Je débute mon marathon annuel des Spider-Man. Pour l’instant, il ne s’agit que des films de Sam Raimi, que je considère comme des pépites du cinéma super-héroïque. Je lance donc Spider-Man, sorti en 2002 (c’est important pour la suite). Et quel plaisir !
Quel plaisir de voir que le film n’a toujours pas perdu de sa superbe. On notera quelques effets visuels vieillissants mais surtout quelques merveilles visuelles que le genre n’a visiblement pas réussi à reproduire deux décennies plus tard. La scène de voltige finale en est un parfait exemple : elle est exemplaire. Le costume coloré est à l’honneur, l’aspect épique est de mise, la musique orchestrale fait frissonner. Que reprocher à ce bijou du genre ?
De facto, tous les films de super-héros sortis depuis s’en sont inspirés – à la limite du plagiat – du modèle scénaristique : le gentil naïf gagne des pouvoirs, rencontre son adversaire, une fois, deux fois, puis s’ensuivra le combat final. La trilogie Spider-Man poursuivra elle-même ce modèle.
Mais où est la différence majeure ? Chez Raimi, le méchant n’est pas juste méchant. Il a des motivations, un passif, une histoire. Si le Goblin restera l’unique méchant de la trilogie à le rester jusqu’au bout, il marque par son aspect effrayant, diabolique. Willem Dafoe est au top de sa performance : son rire diabolique vole la vedette à l’ensemble du reste du casting. Tobey Maguire compose avec ce qu’on lui donne pour jouer, et s’en sort finalement mieux que ce que l’histoire retiendra de lui (à voir dans la deuxième suite).

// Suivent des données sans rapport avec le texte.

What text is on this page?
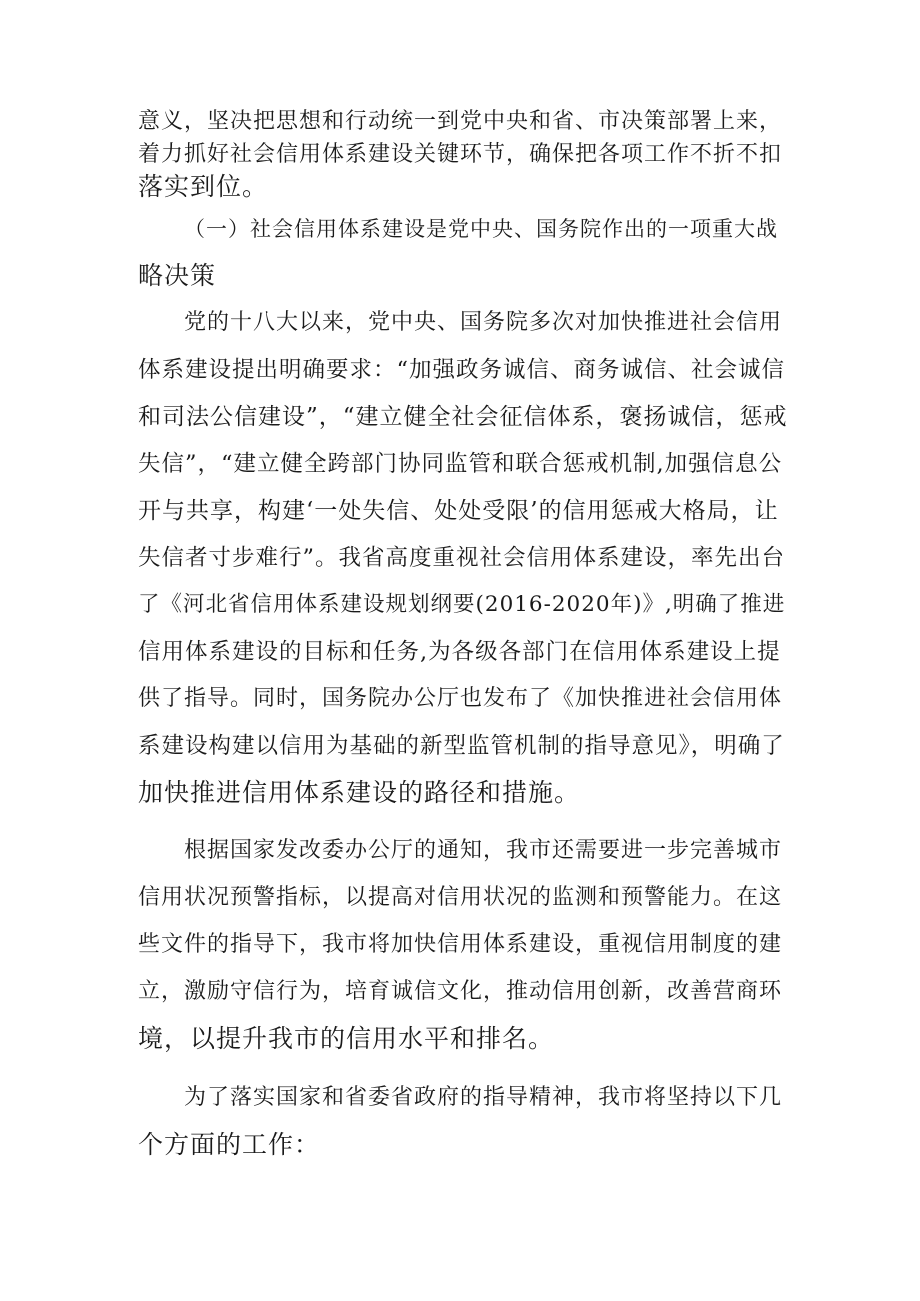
意义，坚决把思想和行动统一到党中央和省、市决策部署上来，
着力抓好社会信用体系建设关键环节，确保把各项工作不折不扣
落实到位。
（一）社会信用体系建设是党中央、国务院作出的一项重大战
略决策
党的十八大以来，党中央、国务院多次对加快推进社会信用
体系建设提出明确要求：“加强政务诚信、商务诚信、社会诚信
和司法公信建设”，“建立健全社会征信体系，褒扬诚信，惩戒
失信”，“建立健全跨部门协同监管和联合惩戒机制,加强信息公
开与共享，构建‘一处失信、处处受限’的信用惩戒大格局，让
失信者寸步难行”。我省高度重视社会信用体系建设，率先出台
了《河北省信用体系建设规划纲要(2016-2020年)》,明确了推进
信用体系建设的目标和任务,为各级各部门在信用体系建设上提
供了指导。同时，国务院办公厅也发布了《加快推进社会信用体
系建设构建以信用为基础的新型监管机制的指导意见》，明确了
加快推进信用体系建设的路径和措施。
根据国家发改委办公厅的通知，我市还需要进一步完善城市
信用状况预警指标，以提高对信用状况的监测和预警能力。在这
些文件的指导下，我市将加快信用体系建设，重视信用制度的建
立，激励守信行为，培育诚信文化，推动信用创新，改善营商环
境，以提升我市的信用水平和排名。
为了落实国家和省委省政府的指导精神，我市将坚持以下几
个方面的工作：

C’est aussi le premier film du genre à mettre autant d’emphase sur le personnage principal dans sa vie de tous les jours, et ses relations avec les autres. Exactement ce que faisait le comicbook The Amazing Spider-Man 41 ans plus tôt. L’alter ego du héros est mis à l’honneur et on suit avec passion ses aventures amoureuses avec Mary-Jane, aussi pathos peuvent-elles sonner.
La caméra est intelligente, ses mouvements sont brillants, on prend un plaisir fou à voir Spider-Man déambuler dans les rues de New York et se prendre à se croire virevolter avec lui. Le goblin est systématiquement montré comme terrifiant et c’est là où la patte de Raimi s’inscrira dans les mémoires. Le film porte ce côté effrayant propre au réalisateur habitué des films d’horreur. On le voit dès les 15 premières minutes du film lorsque l’ADN du héros est altérée, on le voit dans le bâtiment en feu et on le voit à chaque apparition du Goblin.
Que reprocher à un film de genre qui ne s’arrête pas à réutiliser l’existant mais à marquer sa patte personnelle pour ce qui s’inscrira probablement dans l’histoire comme l’un des seuls films de super-héros mémorables.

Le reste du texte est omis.